Aujourd’hui, plus question de fermer les yeux. Les maladies mentales connaissent une croissance fulgurante et nous affectent aveuglément sans égard au sexe, à la culture, au revenu ou à la région du monde! En 2001, l’Organisation mondiale de la santé (OMS) estimait déjà qu’une personne sur quatre allait être touchée par un trouble psychiatrique ou neurologique au cours de sa vie. Un chiffre plus qu’inquiétant, et qu’il serait périlleux d’ignorer face au fardeau psycho-socio-économique des maladies neuropsychiatriques à l’échelle planétaire.

À qui la faute? Il y a de très nombreuses causes, on s’en doute, mais, parmi celles-ci, l’efficacité de l’intervention thérapeutique est particulièrement pointée du doigt. Comment en serait-il autrement alors que nos connaissances sur les origines de ces pathologies sont encore nébuleuses et que les centres de recherche pharmaceutique, en charge jusqu’à présent de la conception des médicaments en psychiatrie, ferment massivement?

Même si la mission des laboratoires universitaires est pressante et s’alourdit, de nouvelles issues prometteuses voient le jour. Un dépistage précoce des maladies mentales, des thérapies pharmacologiques personnalisées et de nouvelles approches alternatives aux médicaments, voilà trois importantes pistes de solutions envisagées en recherche fondamentale.

Un constat alarmant

Il est difficile de se faire une idée précise de l’impact global des maladies mentales. Les données statistiques disponibles sont un véritable casse-tête, et elles sont limitées et incomplètes. Cependant, au vu des rapports existants, la prévalence des troubles neuropsychiatriques connaît une telle ampleur que la santé mentale est maintenant reconnue comme une priorité internationale par l’Organisation des Nations Unies (ONU).

En 20011, l’OMS évaluait à près de 450 millions le nombre de personnes souffrant de maladies mentales dans le monde. La schizophrénie et le trouble bipolaire affecteraient 16 millions de personnes dans les pays du G7 et 10 autres millions seraient touchés par une dépression majeure récurrente. « À elles seules, ces trois pathologies, les plus sévères en psychiatrie, affectent 26 millions d’individus. Pour donner un ordre d’idée, cette prévalence équivaut à plus de 75 % de la population du Canada! », s’indigne le Dr Michel Maziade, médecin-psychiatre et directeur scientifique de l’Institut universitaire en santé mentale de Québec (IUSMQ). Une situation préoccupante qui malheureusement ne cesse de se dégrader. « Selon les prévisions de l’OMS, ces chiffres croîtront encore de façon démesurée dans les prochaines décennies », renchérit Simon Racine, directeur général de l’IUSMQ. La santé mentale, qui représente déjà 13 % de la charge de morbidité planétaire, atteindra les 15 % dans une dizaine d’années, prédit-on2. L’expansion de ces pathologies n’épargne pas le Québec, qui devrait compter près de 1,8 million de patients en 20313. Des statistiques peu réjouissantes, et dont les conséquences sont à la fois individuelles et sociétales.

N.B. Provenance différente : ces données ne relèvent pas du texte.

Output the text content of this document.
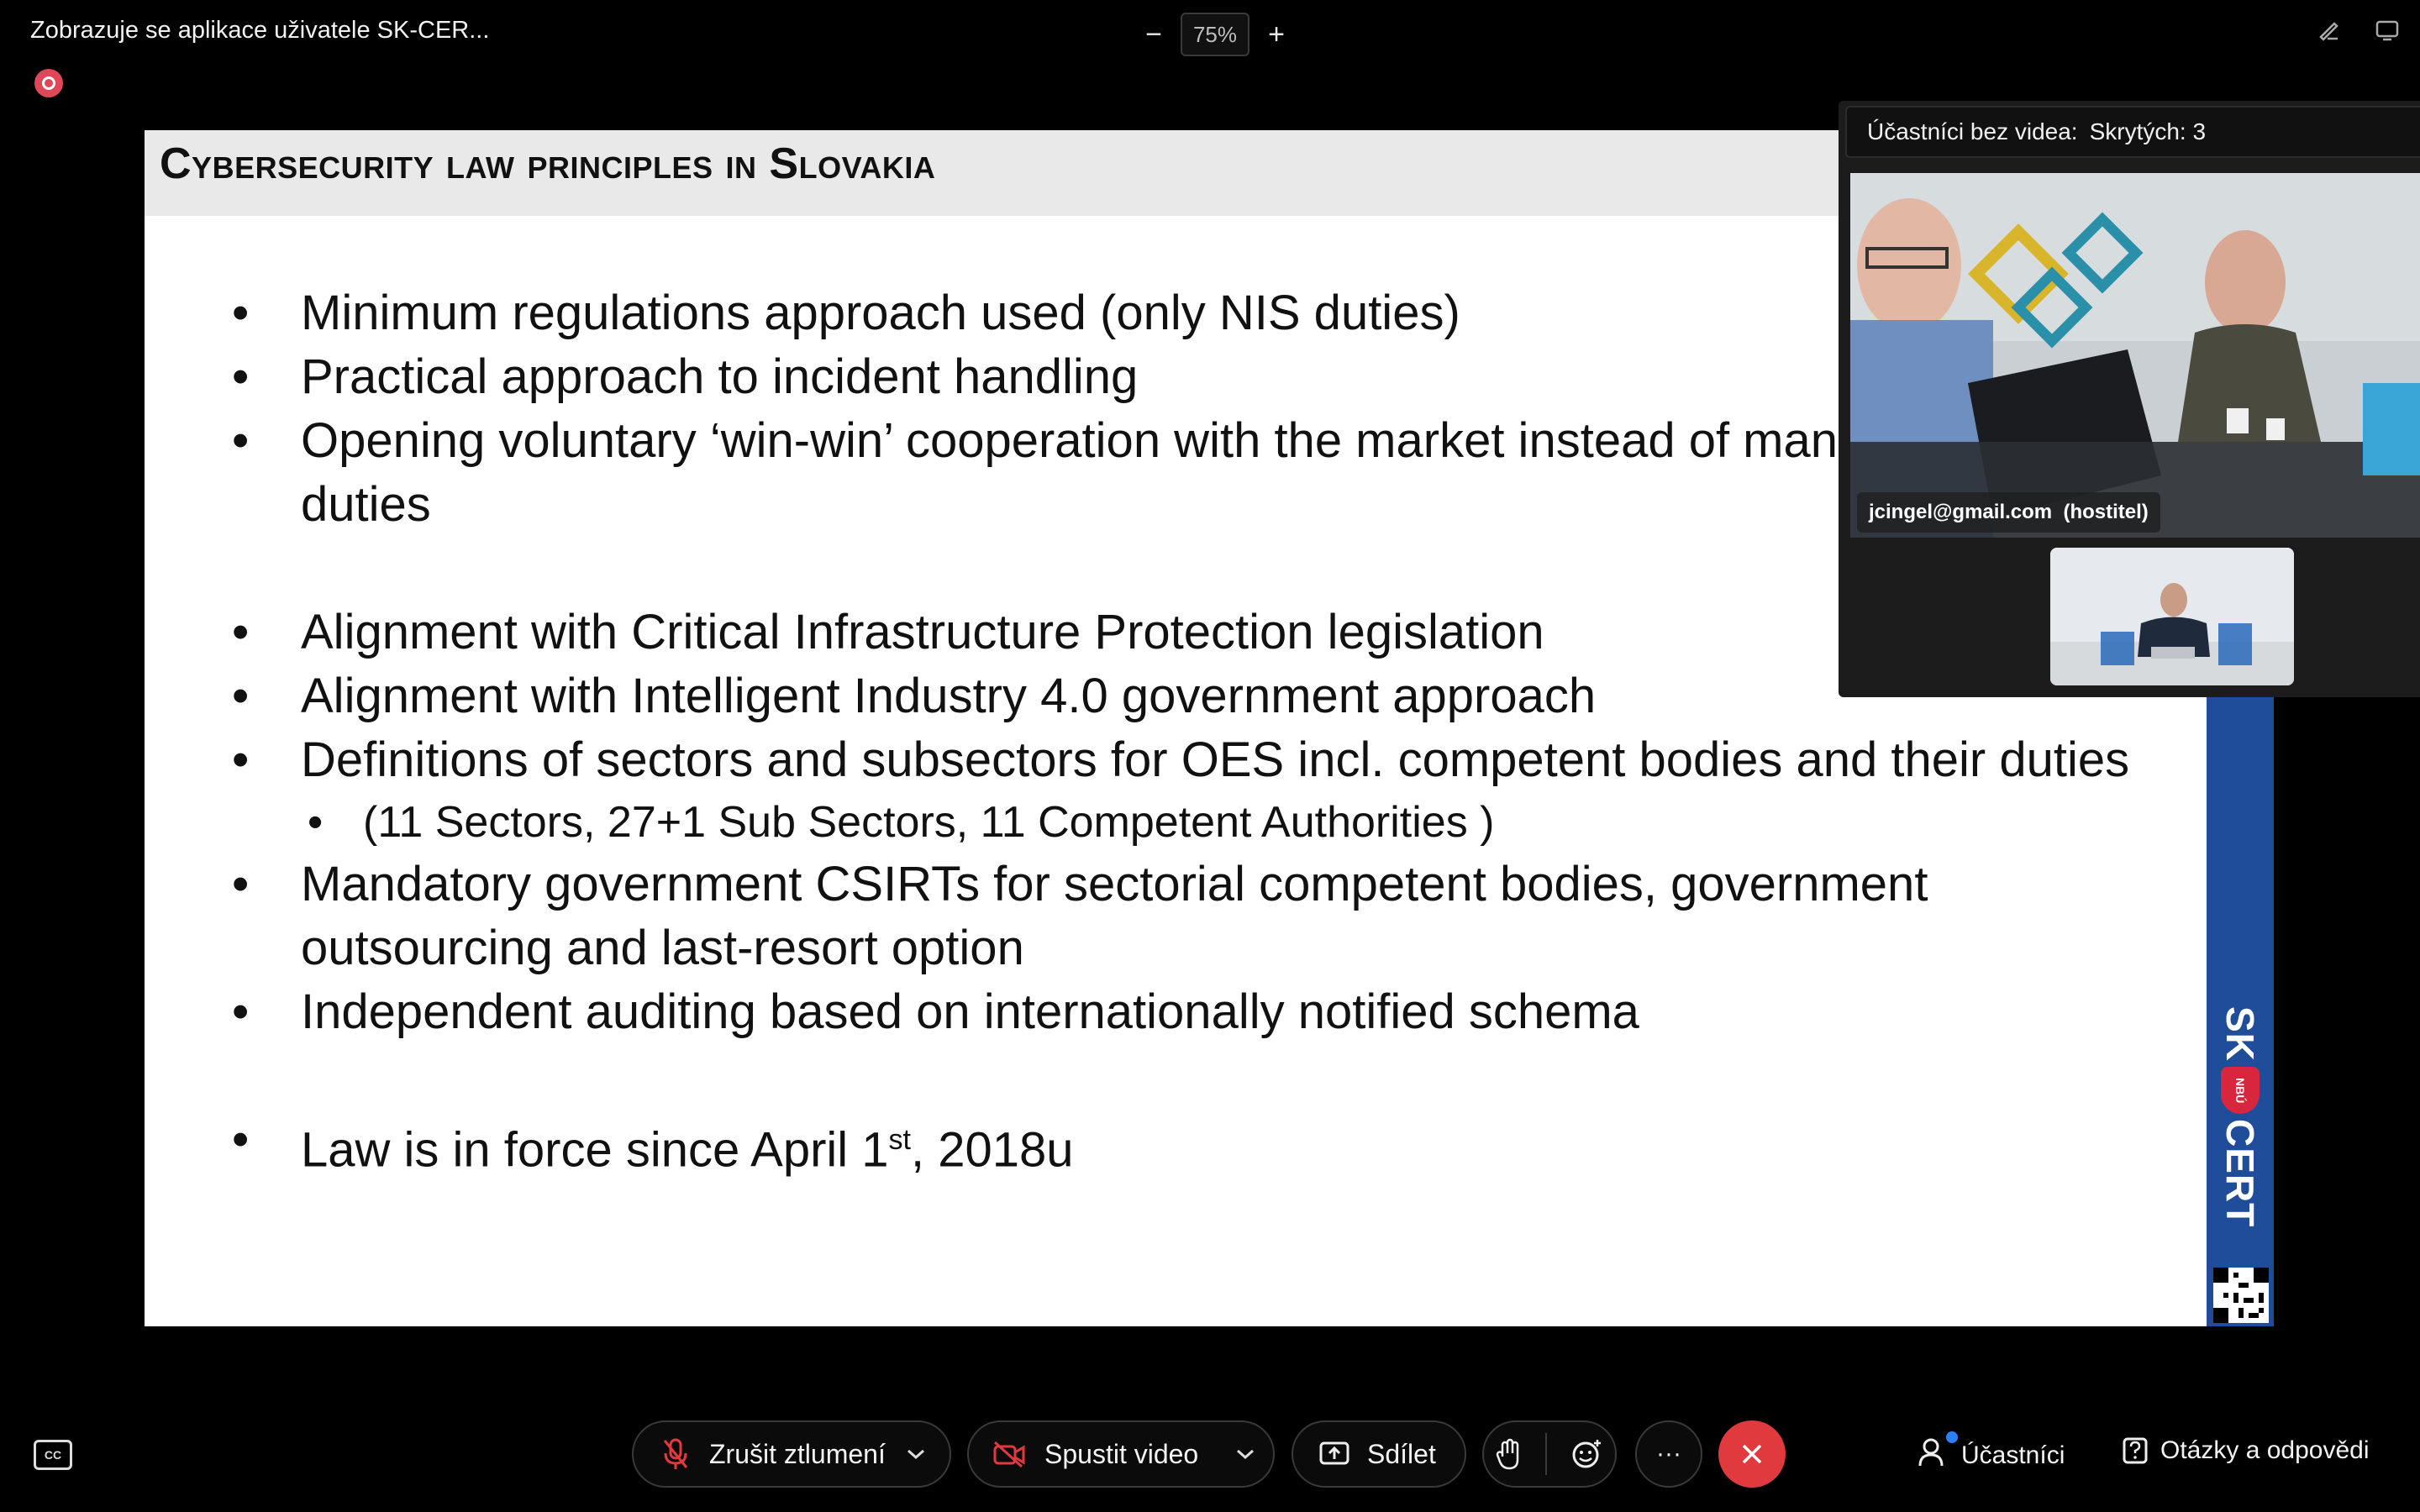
Zobrazuje se aplikace uživatele SK-CER...	−	75%	+
Cybersecurity law principles in Slovakia
• Minimum regulations approach used (only NIS duties)
• Practical approach to incident handling
• Opening voluntary ‘win-win’ cooperation with the market instead of man
duties
• Alignment with Critical Infrastructure Protection legislation
• Alignment with Intelligent Industry 4.0 government approach
• Definitions of sectors and subsectors for OES incl. competent bodies and their duties
• (11 Sectors, 27+1 Sub Sectors, 11 Competent Authorities )
• Mandatory government CSIRTs for sectorial competent bodies, government
outsourcing and last-resort option
• Independent auditing based on internationally notified schema
• Law is in force since April 1st, 2018u
SK
NBÚ
CERT
Účastníci bez videa: Skrytých: 3
jcingel@gmail.com (hostitel)
CC	Zrušit ztlumení	Spustit video	Sdílet	···	Účastníci	Otázky a odpovědi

En altérant la cognition, les émotions et les comportements, les maladies mentales amenuisent les aptitudes sociales, relationnelles, professionnelles et économiques de l'individu. « Les problèmes d’adaptation qu’ont les personnes en proie à des pathologies neuropsychiatriques se traduisent par des difficultés dans chaque sphère de la vie courante », commente Simon Racine. Explosion de la cellule familiale, cessation des études, perte d’emploi et difficultés d’insertion sociale ne sont que quelques exemples des obstacles que doivent surmonter les patients. Une souffrance au long cours qui aboutit souvent à la précarité, à l’exclusion, à des conduites à risque, ou pire, à une solution plus radicale. Chaque année, dans le monde, c’est un million d’humains qui mettent fin à leurs jours4. Impossible, dites-vous? Pourtant les spécialistes sont formels : le nombre de suicides par an était déjà supérieur à l’ensemble des morts attribuables aux guerres et aux homicides confondus en 20025.

La santé mentale, qui représente déjà 13 % de la charge de morbidité planétaire, atteindra les 15 % dans une dizaine d’années.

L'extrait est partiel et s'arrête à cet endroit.